Hollow heart is a disorder that varies among varieties. Hollow heart is marked by cracks in the heart of the water melon fruit owing to accelerated growth in response to ideal growth conditions facilitated by ample water and warm temperatures.

Sun Scald (burn) results from exposure to intense solar radiation that leads to dehydration and overheating damage of the rind tissue. Sun Scald can be alleviated by covering the fruit with vines or straw materials.

Sun burn occurs most frequently in varieties that have dark green rinds. Charleston Grey types and other melons with grey grin rinds rarely suffer from sunburn. Good healthy foliage will minimise sunburn damage as well as favour good yields and quality.

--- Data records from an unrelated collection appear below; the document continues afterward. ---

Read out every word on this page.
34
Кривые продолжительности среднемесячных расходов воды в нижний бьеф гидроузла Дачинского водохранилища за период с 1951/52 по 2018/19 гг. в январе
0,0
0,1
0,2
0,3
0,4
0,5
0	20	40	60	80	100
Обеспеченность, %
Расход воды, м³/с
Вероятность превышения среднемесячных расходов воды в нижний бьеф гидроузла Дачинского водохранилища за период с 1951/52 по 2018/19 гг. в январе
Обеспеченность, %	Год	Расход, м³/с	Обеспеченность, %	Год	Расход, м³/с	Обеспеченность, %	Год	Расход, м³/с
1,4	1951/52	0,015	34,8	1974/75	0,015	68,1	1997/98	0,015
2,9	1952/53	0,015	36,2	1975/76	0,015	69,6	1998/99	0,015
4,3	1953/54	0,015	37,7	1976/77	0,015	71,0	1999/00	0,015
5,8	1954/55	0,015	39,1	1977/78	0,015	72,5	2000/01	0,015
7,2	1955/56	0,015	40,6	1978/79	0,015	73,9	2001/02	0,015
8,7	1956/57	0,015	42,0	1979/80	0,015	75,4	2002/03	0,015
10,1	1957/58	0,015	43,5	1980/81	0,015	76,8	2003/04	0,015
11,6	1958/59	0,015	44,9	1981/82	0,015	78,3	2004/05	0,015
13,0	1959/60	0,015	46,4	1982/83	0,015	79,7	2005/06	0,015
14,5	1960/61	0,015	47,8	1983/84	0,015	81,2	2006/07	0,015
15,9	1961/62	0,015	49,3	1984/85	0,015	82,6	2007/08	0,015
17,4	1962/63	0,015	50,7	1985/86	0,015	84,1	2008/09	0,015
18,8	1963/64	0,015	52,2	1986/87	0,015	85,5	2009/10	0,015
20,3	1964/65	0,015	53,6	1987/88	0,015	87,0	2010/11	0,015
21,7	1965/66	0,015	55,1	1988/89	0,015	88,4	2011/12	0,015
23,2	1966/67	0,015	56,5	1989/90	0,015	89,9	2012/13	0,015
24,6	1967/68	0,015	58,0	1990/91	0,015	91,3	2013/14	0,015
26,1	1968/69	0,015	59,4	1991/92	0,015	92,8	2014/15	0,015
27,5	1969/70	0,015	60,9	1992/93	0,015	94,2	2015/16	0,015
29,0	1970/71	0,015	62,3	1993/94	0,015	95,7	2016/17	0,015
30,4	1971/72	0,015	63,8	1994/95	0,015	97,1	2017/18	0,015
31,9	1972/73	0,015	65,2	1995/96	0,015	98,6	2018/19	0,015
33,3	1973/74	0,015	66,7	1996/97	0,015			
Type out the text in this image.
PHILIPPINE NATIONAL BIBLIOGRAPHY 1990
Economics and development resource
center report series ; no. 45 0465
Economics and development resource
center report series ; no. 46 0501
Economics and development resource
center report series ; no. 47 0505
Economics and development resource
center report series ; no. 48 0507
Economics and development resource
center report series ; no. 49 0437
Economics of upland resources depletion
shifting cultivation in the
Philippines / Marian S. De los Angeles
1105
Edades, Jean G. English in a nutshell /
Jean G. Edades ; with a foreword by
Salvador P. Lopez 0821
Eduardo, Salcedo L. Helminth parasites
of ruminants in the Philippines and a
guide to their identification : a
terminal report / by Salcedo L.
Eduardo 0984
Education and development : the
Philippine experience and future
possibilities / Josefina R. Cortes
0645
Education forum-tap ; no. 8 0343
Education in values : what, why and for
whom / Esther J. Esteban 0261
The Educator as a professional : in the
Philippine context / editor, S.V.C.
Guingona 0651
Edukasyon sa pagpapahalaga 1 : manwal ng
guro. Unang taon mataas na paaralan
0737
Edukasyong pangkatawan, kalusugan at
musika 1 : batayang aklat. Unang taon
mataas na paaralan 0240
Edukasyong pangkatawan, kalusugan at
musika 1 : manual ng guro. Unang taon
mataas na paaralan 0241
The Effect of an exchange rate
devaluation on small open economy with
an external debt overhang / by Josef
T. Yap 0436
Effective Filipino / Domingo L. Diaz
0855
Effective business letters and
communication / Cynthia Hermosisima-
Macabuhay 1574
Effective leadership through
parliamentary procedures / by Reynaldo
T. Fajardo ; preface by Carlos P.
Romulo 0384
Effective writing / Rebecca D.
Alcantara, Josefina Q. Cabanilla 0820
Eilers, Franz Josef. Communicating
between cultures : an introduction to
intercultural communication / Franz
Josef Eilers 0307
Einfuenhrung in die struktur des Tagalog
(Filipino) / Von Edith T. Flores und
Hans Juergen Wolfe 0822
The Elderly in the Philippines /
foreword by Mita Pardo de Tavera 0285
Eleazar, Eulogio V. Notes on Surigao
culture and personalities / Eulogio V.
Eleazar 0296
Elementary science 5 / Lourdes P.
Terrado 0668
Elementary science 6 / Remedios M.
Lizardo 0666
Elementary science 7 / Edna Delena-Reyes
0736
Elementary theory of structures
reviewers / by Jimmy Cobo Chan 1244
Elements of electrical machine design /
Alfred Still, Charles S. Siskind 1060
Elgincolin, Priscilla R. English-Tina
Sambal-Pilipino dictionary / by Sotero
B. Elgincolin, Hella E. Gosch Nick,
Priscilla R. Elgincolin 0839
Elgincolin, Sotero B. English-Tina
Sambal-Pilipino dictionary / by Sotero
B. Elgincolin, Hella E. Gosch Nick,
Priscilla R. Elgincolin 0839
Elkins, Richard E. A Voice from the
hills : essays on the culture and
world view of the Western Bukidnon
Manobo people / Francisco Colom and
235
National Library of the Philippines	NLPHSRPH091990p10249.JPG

Strong winds can blow unprotected vines away from the developing fruit along the edges of the rows and cause full exposure of the fruit to the sun.

Rind necrosis is an internal disorder of the watermelon rind. Symptoms are brown, corky, or mealy textured spots on the rind which may enlarge to form large bands of discoloration that rarely extend into the flesh. Experienced pickers often can detect affected melons by the subtle knobbiness that is visible on the surface of the affected melons.

The cause of rind necrosis is unknown. Bacterial infection has been reported to be a cause, although similar bacteria are found in healthy melons. Drought stress also is reported to predispose melons to rind necrosis.

Cross stitches are elongated necrotic wounds (2 cm long) that are perpendicular to fruit length. The cause of cross stitches is unknown.